I went to the Leipzig museum a week or so before the news broke that the NSA had been listening to Angela Merkel’s mobile phone. Some people have said that Germany is more angry than other countries because it has a stronger memory of what it’s like to be spied on. Others have said it was baffling that Germany broke cover, because surely every country spies and is spied on? It turns out that Germany has a tiny number of spies compared to the UK and US. If it doesn’t spy on its allies, the reason may be that it hasn’t got the capacity.
In one of the rooms in Leipzig devoted to spying there was a suitcase with a paper luggage tag saying ‘Arab costume’, a blue pea coat with a camera hidden in one of the buttons, wigs, fake moustaches, make-up. They made being a spy look like fun. In another room were machines for steaming open letters and replica postage stamps so you wouldn’t suspect your letters had been read. That looked less fun – doesn’t the errant spy in The Lives of Others gets relegated to letter-steaming duty?

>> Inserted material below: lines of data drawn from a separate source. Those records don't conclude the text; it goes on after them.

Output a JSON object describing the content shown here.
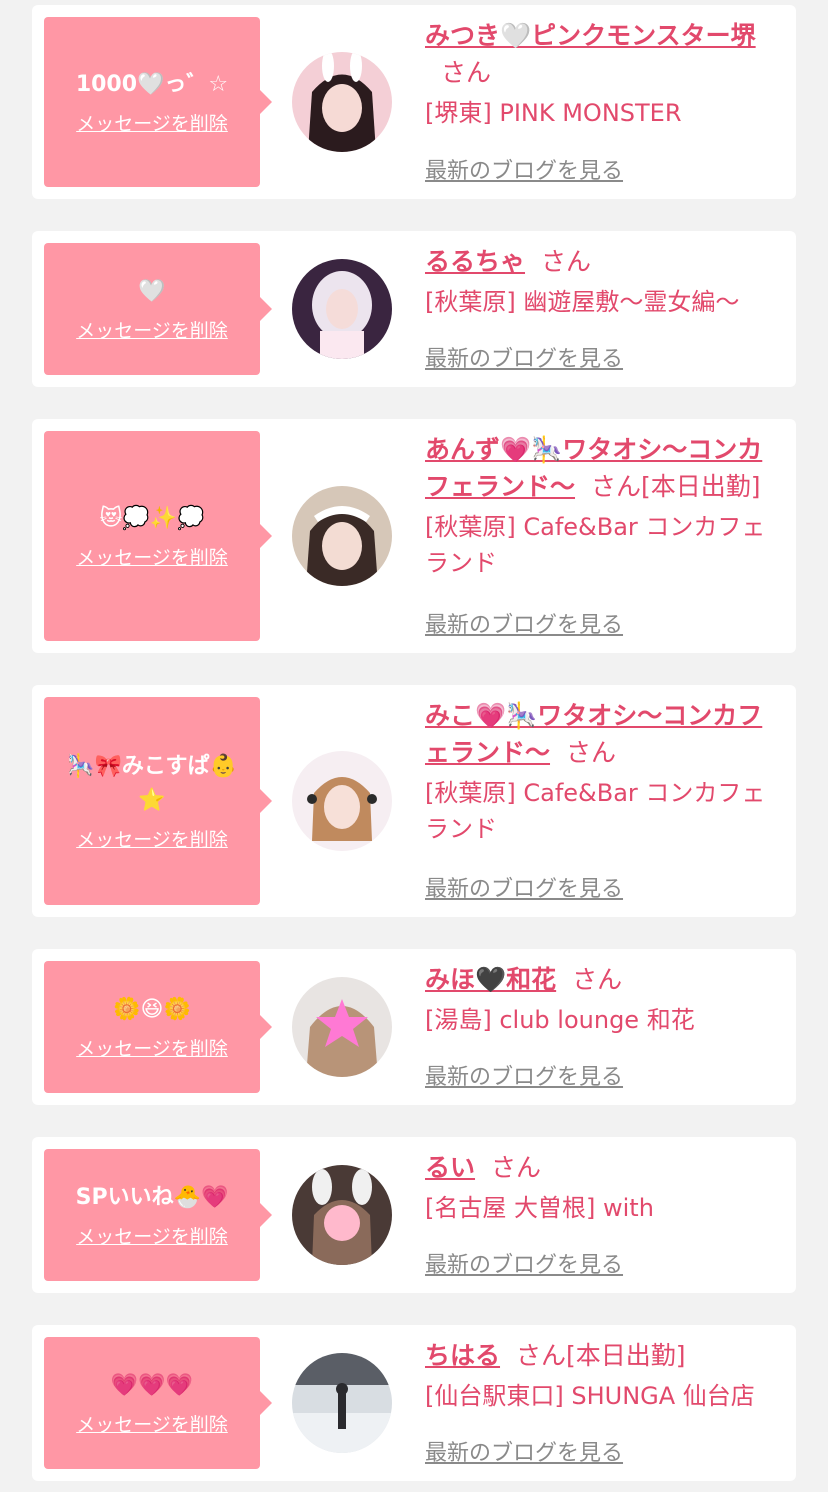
{
  "entries": [
    {
      "message": "1000🤍っ゛☆",
      "delete_label": "メッセージを削除",
      "name": "みつき🤍ピンクモンスター堺",
      "honorific": "さん",
      "working": "",
      "shop": "[堺東] PINK MONSTER",
      "blog_label": "最新のブログを見る"
    },
    {
      "message": "🤍",
      "delete_label": "メッセージを削除",
      "name": "るるちゃ",
      "honorific": "さん",
      "working": "",
      "shop": "[秋葉原] 幽遊屋敷〜霊女編〜",
      "blog_label": "最新のブログを見る"
    },
    {
      "message": "😻💭✨💭",
      "delete_label": "メッセージを削除",
      "name": "あんず💗🎠ワタオシ〜コンカフェランド〜",
      "honorific": "さん",
      "working": "[本日出勤]",
      "shop": "[秋葉原] Cafe&Bar コンカフェランド",
      "blog_label": "最新のブログを見る"
    },
    {
      "message": "🎠🎀みこすぱ👶⭐",
      "delete_label": "メッセージを削除",
      "name": "みこ💗🎠ワタオシ〜コンカフェランド〜",
      "honorific": "さん",
      "working": "",
      "shop": "[秋葉原] Cafe&Bar コンカフェランド",
      "blog_label": "最新のブログを見る"
    },
    {
      "message": "🌼😆🌼",
      "delete_label": "メッセージを削除",
      "name": "みほ🖤和花",
      "honorific": "さん",
      "working": "",
      "shop": "[湯島] club lounge 和花",
      "blog_label": "最新のブログを見る"
    },
    {
      "message": "SPいいね🐣💗",
      "delete_label": "メッセージを削除",
      "name": "るい",
      "honorific": "さん",
      "working": "",
      "shop": "[名古屋 大曽根] with",
      "blog_label": "最新のブログを見る"
    },
    {
      "message": "💗💗💗",
      "delete_label": "メッセージを削除",
      "name": "ちはる",
      "honorific": "さん",
      "working": "[本日出勤]",
      "shop": "[仙台駅東口] SHUNGA 仙台店",
      "blog_label": "最新のブログを見る"
    }
  ],
  "colors": {
    "bubble": "#ff97a5",
    "accent": "#e2496c",
    "link_gray": "#8a8a8a",
    "background": "#f2f2f2"
  }
}
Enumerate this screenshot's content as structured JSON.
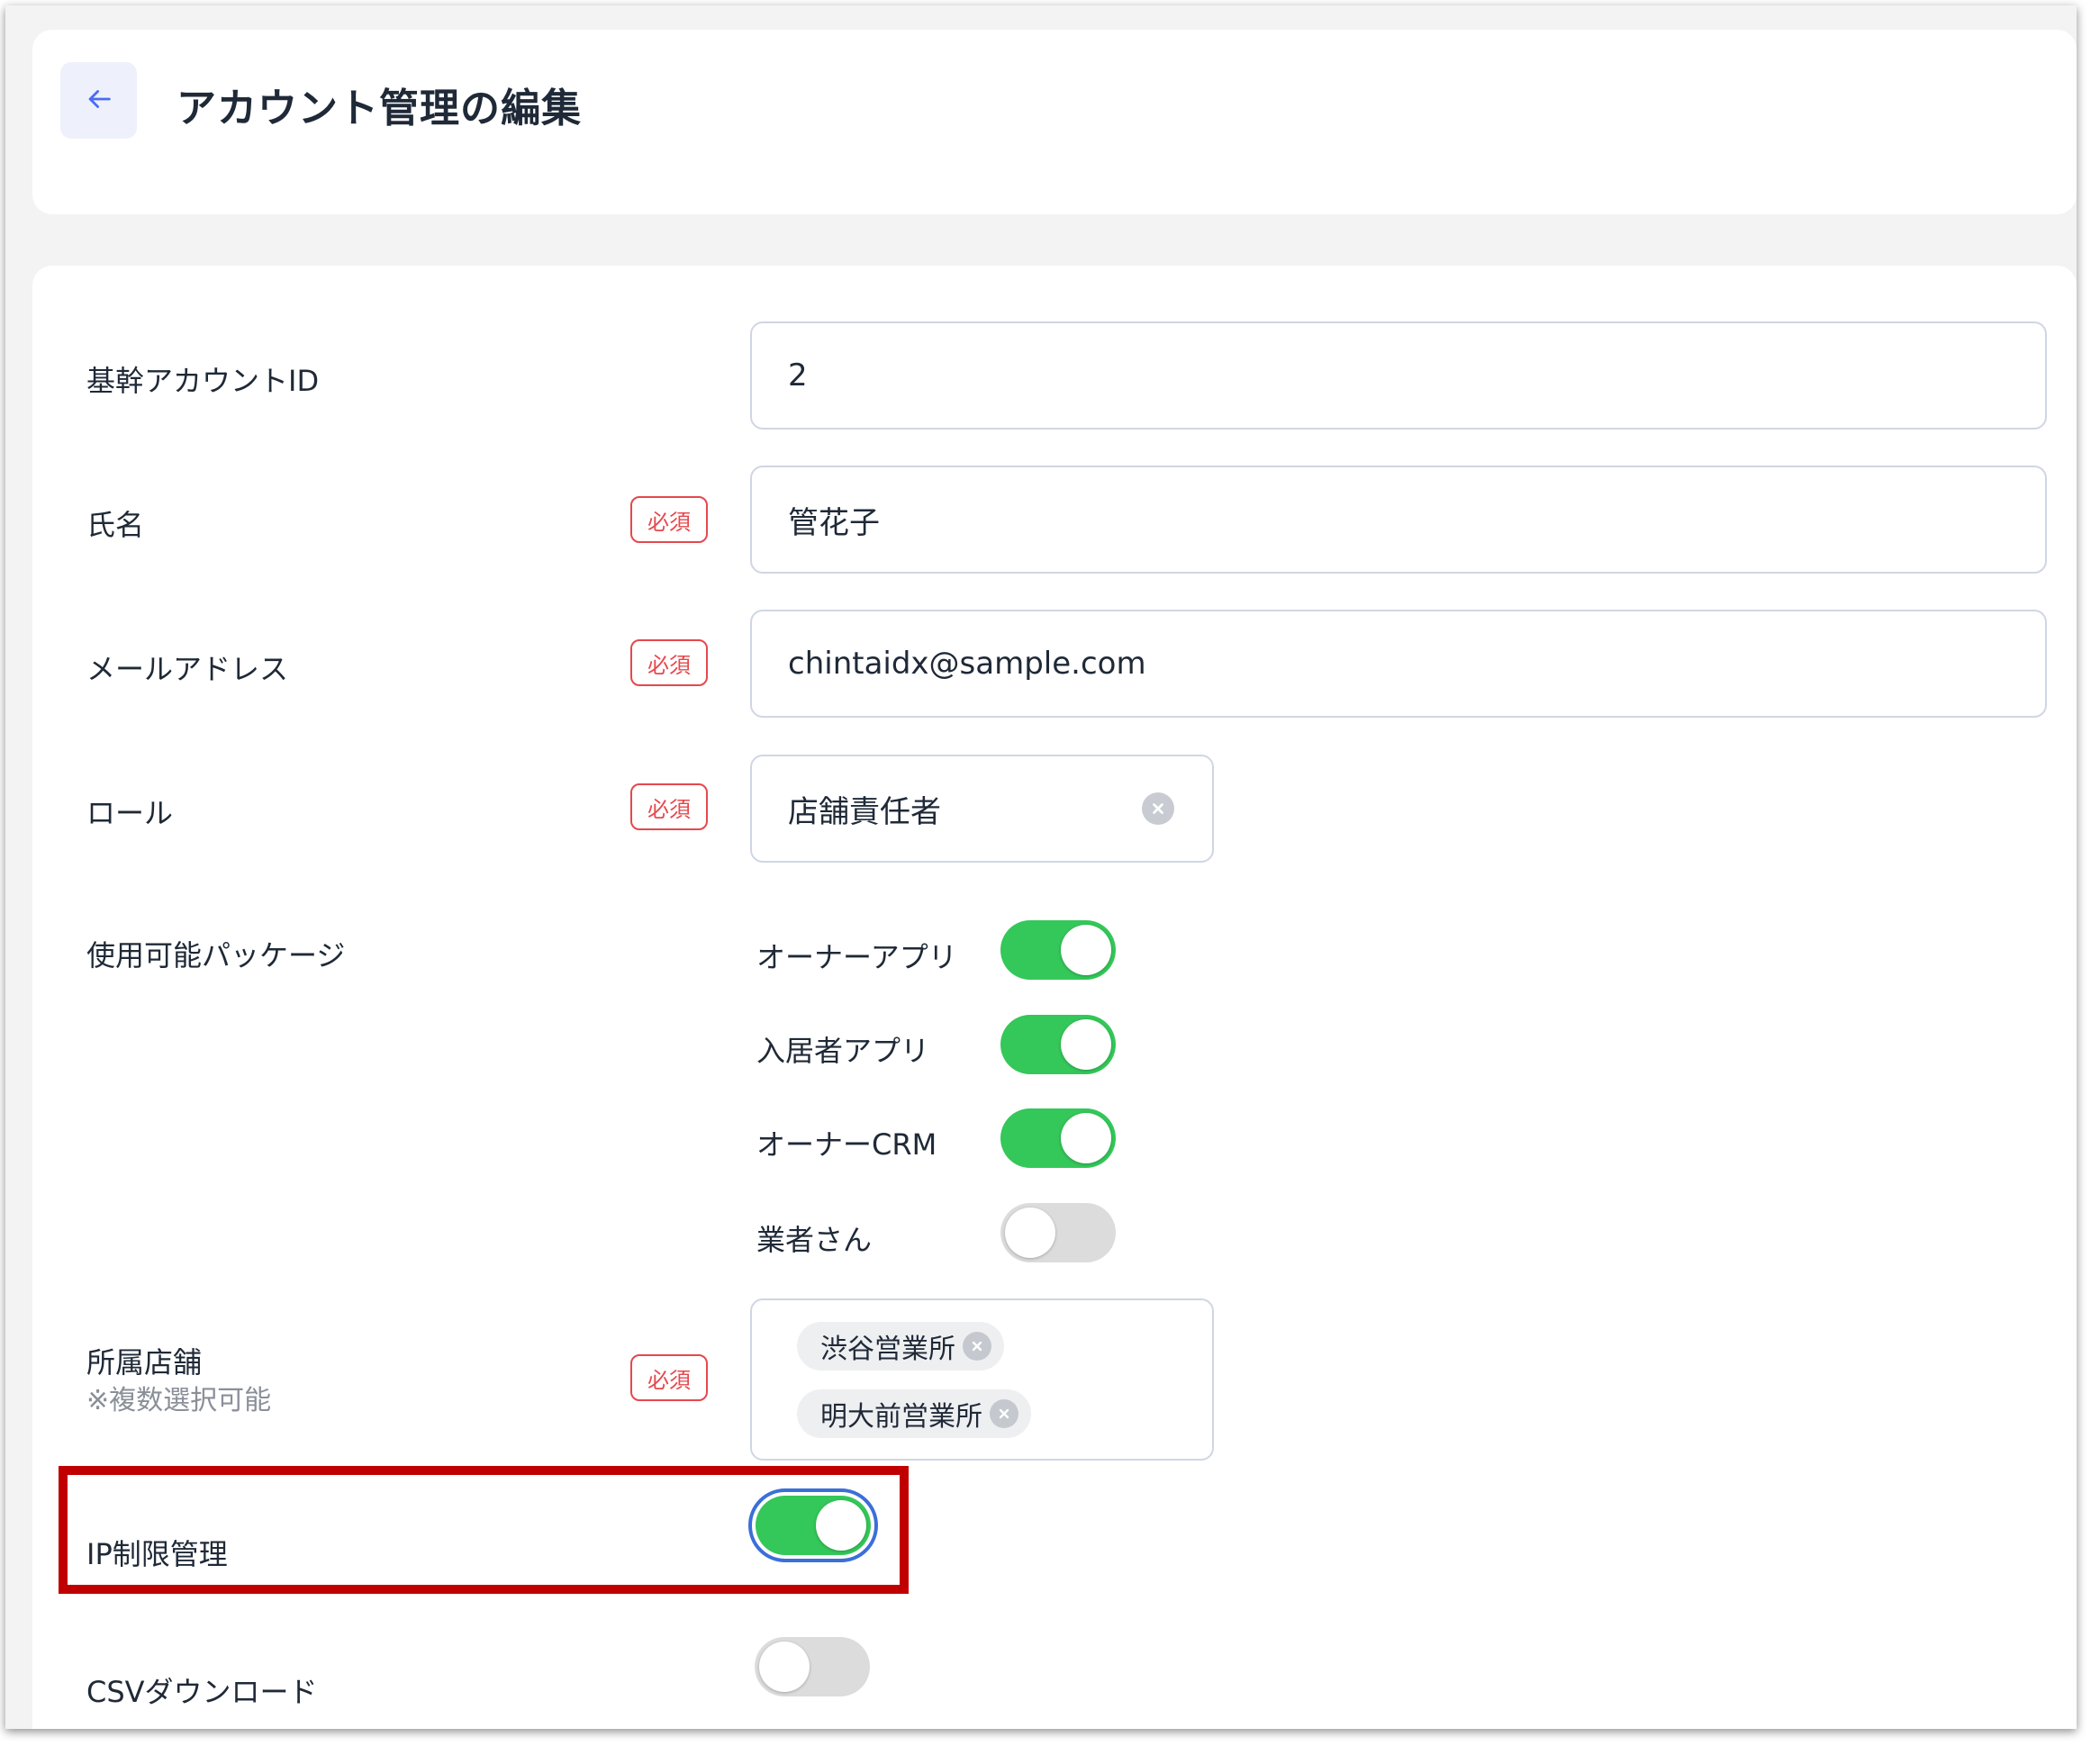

And then there was the machine the Stasi used to destroy their records. Wads of paper went in the green metal funnel, were shredded, mixed with glue, and came out the other end looking like rough hunks of grey concrete. In Stasiland, Anna Funder described the team of master puzzlers who worked on sacks of torn up Stasi reports. (They’re still going.) But any scrap of paper that had been through this machine had no chance of ever being read again.
Berlin is teeming with Gedenkstätten, or memory places: not just memorials, statues, plaques, but also houses, prisons, camps. You can take a tour of the old Stasi prison at Hohenschönhausen led by a former prisoner, who might tell you that they are still mocked by the loyal communists who still live near the prison. (The East German regime thought it prudent to have trusted party members living there.)
It sometimes feels as if the world has outsourced the more difficult, sadder, shame-making sort of remembering to Germany. But in return postwar Germany has let the rest of the world deal with things that could give rise to bad memories: foreign wars, for example, and spying – Germany’s spooks weren’t unhappy about using NSA intelligence before the Snowden revelations. Perhaps one day it will be possible to go to a museum in the US that’s preserved the way the NSA smells.